Senator Cynthia Lummis has warned that the bill might not be passed until 2030 if a compromise is not reached quickly. Democrats are expected to reclaim the House in November’s midterm elections, and crypto policy could be deprioritised under new leadership. The CLARITY Act is, in practical terms, a 2026-or-never proposition.
The crypto sector maintains that capitulating to bank demands will stifle domestic innovation. Dan Spuller, executive vice president of industry affairs at the Blockchain Association, said: “Our industry is in the 11th hour of negotiations and the push to force everything into a bank model is real.”
What the Compromise Looks Like
Senators from both parties reached a compromise in principle that would ban yield on passive stablecoin holdings that look like deposit accounts while still allowing activity-based rewards tied to genuine payments, transfers, and platform usage, similar to credit-card rewards programmes.
That distinction matters. Under the compromise, you would not earn interest simply for holding USDC in your wallet.
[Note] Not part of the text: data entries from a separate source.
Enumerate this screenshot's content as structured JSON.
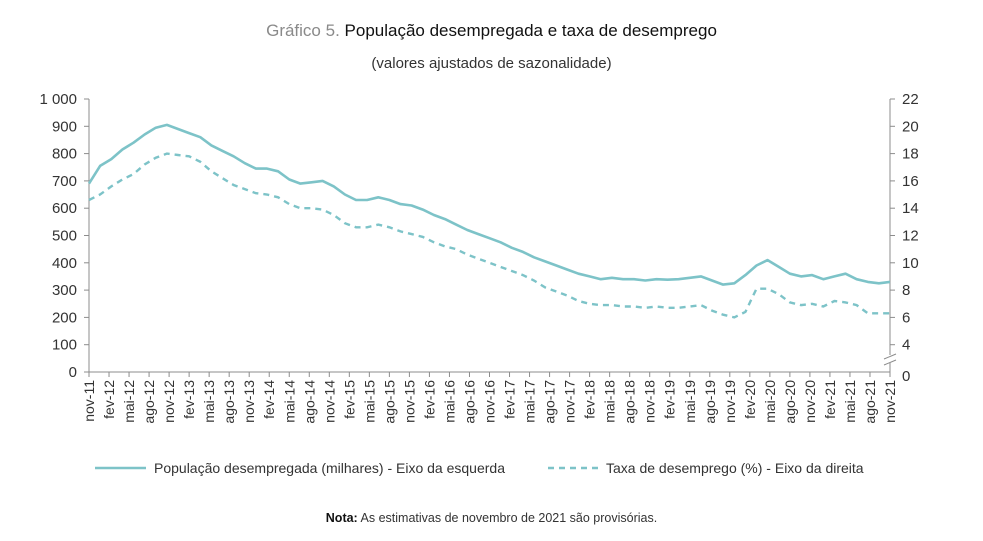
{
  "title": {
    "prefix": "Gráfico 5.",
    "main": "População desempregada e taxa de desemprego",
    "subtitle": "(valores ajustados de sazonalidade)"
  },
  "note": {
    "label": "Nota:",
    "text": "As estimativas de novembro de 2021 são provisórias."
  },
  "colors": {
    "series": "#7dc3c8",
    "axis": "#8c8c8c",
    "text": "#333333"
  },
  "chart_data": {
    "type": "line",
    "title": "População desempregada e taxa de desemprego",
    "subtitle": "(valores ajustados de sazonalidade)",
    "x_start": "nov-11",
    "x_end": "nov-21",
    "x_tick_labels": [
      "nov-11",
      "fev-12",
      "mai-12",
      "ago-12",
      "nov-12",
      "fev-13",
      "mai-13",
      "ago-13",
      "nov-13",
      "fev-14",
      "mai-14",
      "ago-14",
      "nov-14",
      "fev-15",
      "mai-15",
      "ago-15",
      "nov-15",
      "fev-16",
      "mai-16",
      "ago-16",
      "nov-16",
      "fev-17",
      "mai-17",
      "ago-17",
      "nov-17",
      "fev-18",
      "mai-18",
      "ago-18",
      "nov-18",
      "fev-19",
      "mai-19",
      "ago-19",
      "nov-19",
      "fev-20",
      "mai-20",
      "ago-20",
      "nov-20",
      "fev-21",
      "mai-21",
      "ago-21",
      "nov-21"
    ],
    "y_left": {
      "ticks": [
        "0",
        "100",
        "200",
        "300",
        "400",
        "500",
        "600",
        "700",
        "800",
        "900",
        "1 000"
      ],
      "ylim": [
        0,
        1000
      ]
    },
    "y_right": {
      "ticks": [
        "0",
        "4",
        "6",
        "8",
        "10",
        "12",
        "14",
        "16",
        "18",
        "20",
        "22"
      ],
      "axis_break": true,
      "ylim": [
        2,
        22
      ]
    },
    "legend": "bottom",
    "grid": false,
    "series": [
      {
        "name": "População desempregada (milhares) - Eixo da esquerda",
        "axis": "left",
        "style": "solid",
        "values": [
          690,
          755,
          780,
          815,
          840,
          870,
          895,
          905,
          890,
          875,
          860,
          830,
          810,
          790,
          765,
          745,
          745,
          735,
          705,
          690,
          695,
          700,
          680,
          650,
          630,
          630,
          640,
          630,
          615,
          610,
          595,
          575,
          560,
          540,
          520,
          505,
          490,
          475,
          455,
          440,
          420,
          405,
          390,
          375,
          360,
          350,
          340,
          345,
          340,
          340,
          335,
          340,
          338,
          340,
          345,
          350,
          335,
          320,
          325,
          355,
          390,
          410,
          385,
          360,
          350,
          355,
          340,
          350,
          360,
          340,
          330,
          325,
          330
        ]
      },
      {
        "name": "Taxa de desemprego (%) - Eixo da direita",
        "axis": "right",
        "style": "dashed",
        "values": [
          14.6,
          15.0,
          15.6,
          16.1,
          16.5,
          17.2,
          17.7,
          18.0,
          17.9,
          17.8,
          17.4,
          16.7,
          16.2,
          15.7,
          15.4,
          15.1,
          15.0,
          14.8,
          14.3,
          14.0,
          14.0,
          13.9,
          13.5,
          12.9,
          12.6,
          12.6,
          12.8,
          12.6,
          12.3,
          12.1,
          11.9,
          11.5,
          11.2,
          11.0,
          10.6,
          10.3,
          10.0,
          9.7,
          9.4,
          9.1,
          8.7,
          8.2,
          7.9,
          7.6,
          7.2,
          7.0,
          6.9,
          6.9,
          6.8,
          6.8,
          6.7,
          6.8,
          6.7,
          6.7,
          6.8,
          6.9,
          6.5,
          6.2,
          6.0,
          6.4,
          8.1,
          8.1,
          7.7,
          7.1,
          6.9,
          7.0,
          6.8,
          7.2,
          7.1,
          6.9,
          6.3,
          6.3,
          6.3
        ]
      }
    ]
  }
}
But if you used USDC to make payments, settle trades, or interact with DeFi protocols, you could earn rewards for that activity. Banks have not endorsed this compromise. Crypto companies have accepted it reluctantly.
According to Messari data, the supply of yield-bearing stablecoins has grown 15 times faster than the broader stablecoin market over the past six months. The market is not waiting for Congress. Yield-bearing stablecoins are growing regardless of what the CLARITY Act says. The question is whether that growth happens inside a regulated US framework or moves offshore entirely.
For Bitcoin, Ethereum, and the broader crypto market, the CLARITY Act matters because it is the bill that would formally establish CFTC oversight over digital commodities, create registration categories for exchanges and custodians, and provide the regulatory certainty that institutional investors have been demanding for years. The stablecoin yield fight is a sideshow that has held all of that hostage. The White House just told the banks, in the bluntest terms possible, to let it go.